We are thus in a situation where each but one of the $23$ numbers $2^0,2^1,\dots,2^{22}$ is taken exactly once. Suppose that $2^k$ is missing. Then the expression equals
\[(2^{23}-1-2^k)(2-\frac{1}{2^{22}}-\frac{1}{2^k})=\left(2^{12}-\frac{1}{2^{11}}\right)^2+1-\left(2^{12}-\frac{1}{2^{11}}\right) \cdot \left(2^{k-11}+2^{11-k}\right)\]and it is clear that this maximized if $k=11$ so that the maximum value of the whole expression becomes $\left(2^{12}-1-\frac{1}{2^{11}}\right)^2$.
IAmTheHazard
14.08.2023 05:45
By compactness and continuity a unique maximum exists. Furthermore, it is easy to see that the expression is convex in each variable, hence the maximum occurs when each $x_i$ is either $2^{i-1}$ or $2^i$. If there are $i<j$ with $x_i=2^i$ and $x_j=2^{j-1}$ then setting $x_i=2^{i-1}$ and $x_j=2^j$ will increase both terms in the product: contradiction. Hence either all of the $x_i$ are $2^{i-1}$, all of the $x_i$ are $2^i$, or there exists some $1 \leq k \leq 21$ such that for $1 \leq i \leq k$, $x_i=2^{i-1}$, and for $k+1 \leq i \leq 22$, $x_i=2^i$. In the former two cases, the expression equals $\frac{(2^{22}-1)^2}{2^{21}} \approx 2^{23}$. Otherwise, the expression equals $$(2^{23}-2^k-1)(2-2^{-k}-2^{-22})=\frac{1}{2^{22}}((2^{23}-1)-2^k)((2^{23}-1)-2^{22-k})=\frac{(2^{23}-1)^2-(2^k+2^{22-k})(2^{23}-1)+2^{22}}{2^{22}}.$$Evidently this is maximized when $2^k+2^{22-k}$ is minimized, which occurs when $k=11$, in which case the expression is $\frac{(2^{23}-2^{11}-1)^2}{2^{22}} \approx 2^{24}$, which is clearly larger, so this is the maximum. $\blacksquare$ Remark: I think these 3 cases are unnecessary and we can combine everything into the third but I don't really want to think about it
Stranger8
14.08.2023 13:11
Quite a standard and old problem.

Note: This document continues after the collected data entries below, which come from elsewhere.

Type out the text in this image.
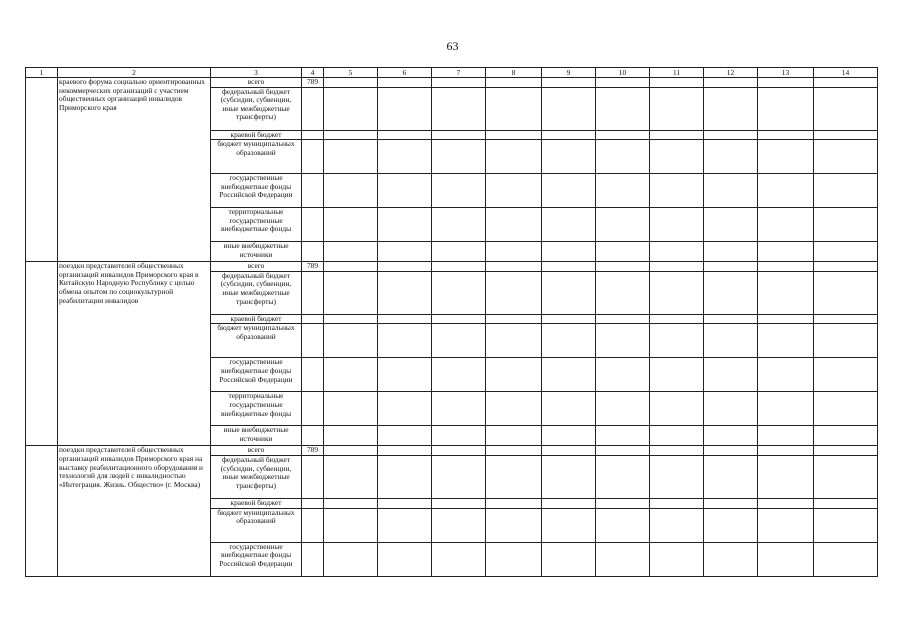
63
1	2	3	4	5	6	7	8	9	10	11	12	13	14
	краевого форума социально ориентированных некоммерческих организаций с участием общественных организаций инвалидов Приморского края	всего	789										
		федеральный бюджет (субсидии, субвенции, иные межбюджетные трансферты)											
		краевой бюджет											
		бюджет муниципальных образований											
		государственные внебюджетные фонды Российской Федерации											
		территориальные государственные внебюджетные фонды											
		иные внебюджетные источники											
	поездки представителей общественных организаций инвалидов Приморского края в Китайскую Народную Республику с целью обмена опытом по социокультурной реабилитации инвалидов	всего	789										
		федеральный бюджет (субсидии, субвенции, иные межбюджетные трансферты)											
		краевой бюджет											
		бюджет муниципальных образований											
		государственные внебюджетные фонды Российской Федерации											
		территориальные государственные внебюджетные фонды											
		иные внебюджетные источники											
	поездки представителей общественных организаций инвалидов Приморского края на выставку реабилитационного оборудования и технологий для людей с инвалидностью «Интеграция. Жизнь. Общество» (г. Москва)	всего	789										
		федеральный бюджет (субсидии, субвенции, иные межбюджетные трансферты)											
		краевой бюджет											
		бюджет муниципальных образований											
		государственные внебюджетные фонды Российской Федерации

We try to find a proper constant $c$ to use AM-GM inequality $(\sum_{i=1}^{22}x_i)(\sum_{i=1}^{22}\frac{c}{x_i})\le \frac{1}{4}(\sum_{i=1}^{22}x_i+\frac{c}{x_i})^2$ In order to reach the equality case (and also notice the symmetry) we choose constant $c=2^{22}$ then for all $1\le i\le 11$ the function $x_i+\frac{2^{22}}{x_i}$ reach maximum at $x_i=2^{i-1}$ and for all $12\le i\le 22$ the function $x_i+\frac{2^{22}}{x_i}$ reach maximum at $x_i=2^{i+1}$ so $(\sum_{i=1}^{22}x_i+\frac{2^{22}}{x_i})\le 2(2^{23}-1-2^{11})\Rightarrow (\sum_{i=1}^{22}x_i)(\sum_{i=1}^{22}\frac{1}{x_i})\le \frac{(2^{23}-1-2^{11})^2}{2^{22}}$. Original thought comes from this problem .https://artofproblemsolving.com/community/c6h1234376p6260511.
Scrutiny
14.08.2023 13:35
I will post a solution I saw on the Internet, which is basically similar to what @above wrote but written in another way: Note that $$\sum_{k=1}^{11}\frac{(x_k-2^{k-1})(x_k-2^{23-k})}{x_k}+\sum_{k=12}^{22}\frac{(x_k-2^k)(x_k-2^{22-k})}{x_k}\le 0$$which is equivalent to $$\sum_{k=1}^{22}x_k+\sum_{k=1}^{22}\frac{2^{22}}{x_k}\le 2^{24}-2^{12}-2$$Thus $$\left(\sum_{k=1}^{22}x_k\right)\left(\sum_{k=1}^{22}\frac{1}{x_k}\right)\le \frac {1}{4\cdot 2^{22}}\left(\sum_{k=1}^{22}x_k+\sum_{k=1}^{22}\frac{2^{22}}{x_k}\right)^2\le (2^{12}-1-2^{-11})^2$$and the maximum can be reached when $x_k=2^{k-1}$ for $k=1,2,\cdots,11$ and $x_k=2^k$ for $k=12,13,\cdots,22$.